As the race for the Democratic nomination has narrowed to two front-runners, Sanders has stepped up his criticism of Biden's “Yea” vote authorizing the Iraq War.

This week, he released an ad, tweeted, and pointed fingers in a post-Super Tuesday press conference in the senator’s hometown of Burlington, Vermont. 

“He was a leader getting us involved in the war in Iraq,” Sanders told reporters on Tuesday.

The war in Iraq, which officially lasted from 2003 to 2011, led to the death of an estimated 4,419 U.S. service members, according to the Department of Defense.

The vote Sanders is talking about took place 18 years ago, during the 107th Congress.

The bill that started the Iraq War prompted contentious debate but passed with bipartisan support, despite opposition from now-House Speaker Nancy Pelosi and then-Rep. Bernie Sanders.

“The United States could set a precedent of a unilateral invasion of a country that could trigger disastrous results,” Sanders declared during a 2002 press conference. 

On the Senate side, the bill also received bipartisan support, with 29 Democrats voting to send it to the president’s desk.

Among them: Hillary Clinton, Chuck Schumer and, yes, Joe Biden.

But Biden, in a Senate floor speech the day before the bill passed, said use of force was a last resort.

“... there is no question that with regard to Iraq we have a real and growing problem,” Biden said. “But, I also believe that we have time to deal with that problem in a way that isolates Saddam [Hussein] and does not isolate the United States of America ... and that makes the use of force the final option, not the first one.”

In an interview with Newsy, President Barack Obama's 2008 campaign manager David Plouffe said he thought the vote would play a smaller role in 2020 than it did in 2008.  
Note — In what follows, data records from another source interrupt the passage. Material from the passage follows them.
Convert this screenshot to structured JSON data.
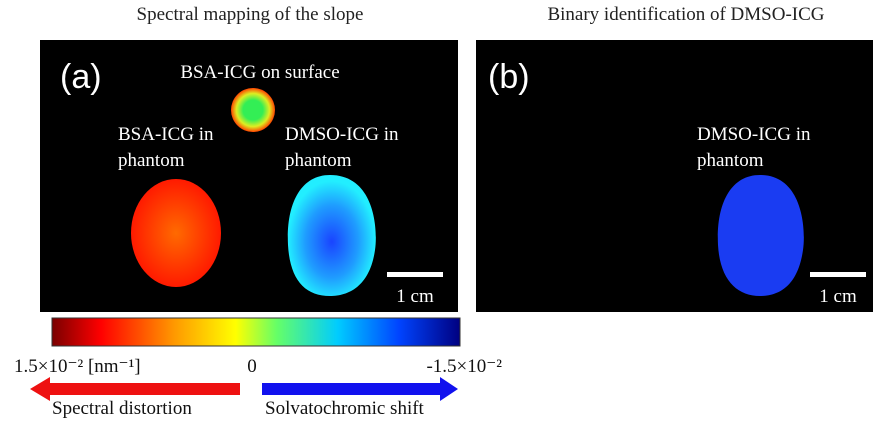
{
  "panels": [
    {
      "title": "Spectral mapping of the slope",
      "label": "(a)",
      "annotations": [
        {
          "lines": [
            "BSA-ICG on surface"
          ]
        },
        {
          "lines": [
            "BSA-ICG in",
            "phantom"
          ]
        },
        {
          "lines": [
            "DMSO-ICG in",
            "phantom"
          ]
        }
      ],
      "scale_bar": "1 cm"
    },
    {
      "title": "Binary identification of DMSO-ICG",
      "label": "(b)",
      "annotations": [
        {
          "lines": [
            "DMSO-ICG in",
            "phantom"
          ]
        }
      ],
      "scale_bar": "1 cm"
    }
  ],
  "colorbar": {
    "tick_labels": [
      "1.5×10⁻² [nm⁻¹]",
      "0",
      "-1.5×10⁻²"
    ],
    "arrows": [
      "Spectral distortion",
      "Solvatochromic shift"
    ]
  }
}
“It’ll be a factor,” he said. “But I doubt it will be as decisive or certainly as important to voters as it was in our race ... just because of the time that’s elapsed.”

Still, Biden, the longtime chair of the Senate Foreign Relations Committee, is in good standing with many voters on foreign policy. A January Morning Consult poll showed more Democratic primary voters trusted Joe Biden to handle foreign relations than Bernie Sanders.